Features

fp8_autocast

  • fp8_autocast context manager tells TE modules to use FP8 computation internally
  • Enables specifying the details of the FP8 recipe (window range, different algorithm to calculate the scaling factors)
  • It does not change anything else in the model
    • To do mixed FP16/FP8 training, you need to combine it with native framworks’ AMP or casting of the model
  • Backward pass inherits the settings of the forward pass and should be outside of the fp8_autocast region

fp8_model_init

  • fp8_model_init context manager tells TE modules to create their weights in FP8 only, without high precision copy
    • Useful for inference
    • Enables full memory saving from FP8

Gradient accumulation fusion¶

  • only for Hopper cores, Tensor Cores on Hopper GPUs have the option to accumulate matrix products directly into FP32, resulting in better numerical accuracy and avoiding the need for a separate casting kernel.
  • Thus, Transformer Engine provides an option to directly generate FP32 gradients for weight tensors.
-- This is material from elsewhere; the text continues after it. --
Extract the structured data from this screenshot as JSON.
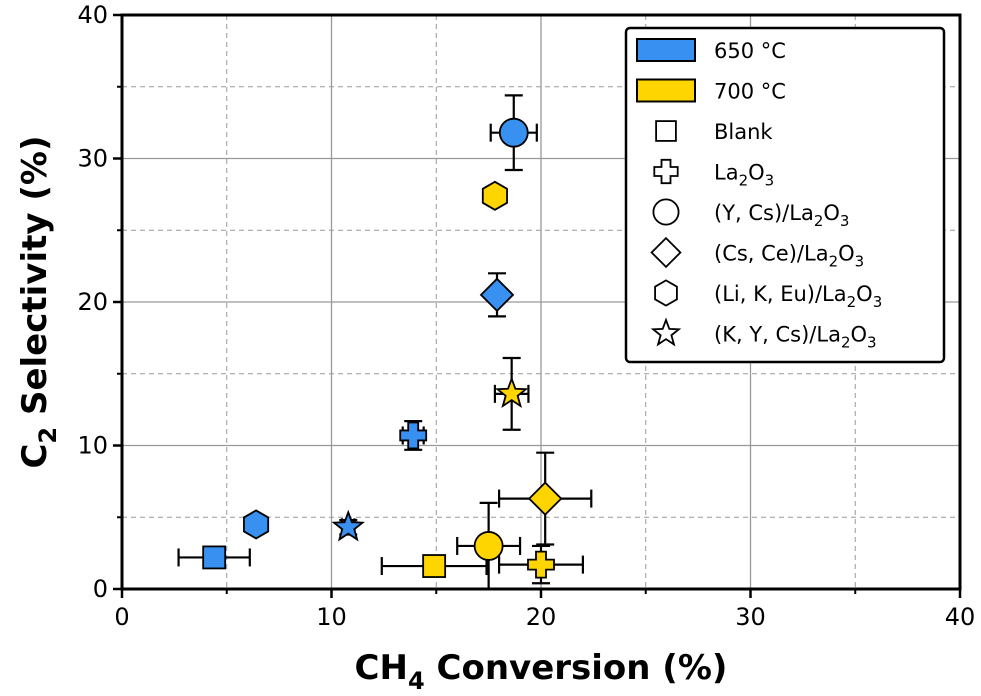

The FP32 gradients are not output to the parameter’s grad tensor, but rather to a main_grad tensor that must be initialized before the backward pass.

FP8 weight caching¶

  • useful if we’re doing gradient accumulation

Future

  • More granular scaling factors (tiles of tensor)
  • Possible optimized building blocks for SSMs

Linear class

  • fuse_wgrad_accumulation

    • Transformer Engine provides an option to directly generate FP32 gradients for weight tensors. The FP32 gradients are not output to the parameter’s grad tensor, but rather to a main_grad tensor that must be initialized before the backward pass.
  • FP8 execution requires 2D input matrices with height divisible by 8 and width divisible by 16. Both dimensions need to be multiple of 16, since the backward will invoke a transpose.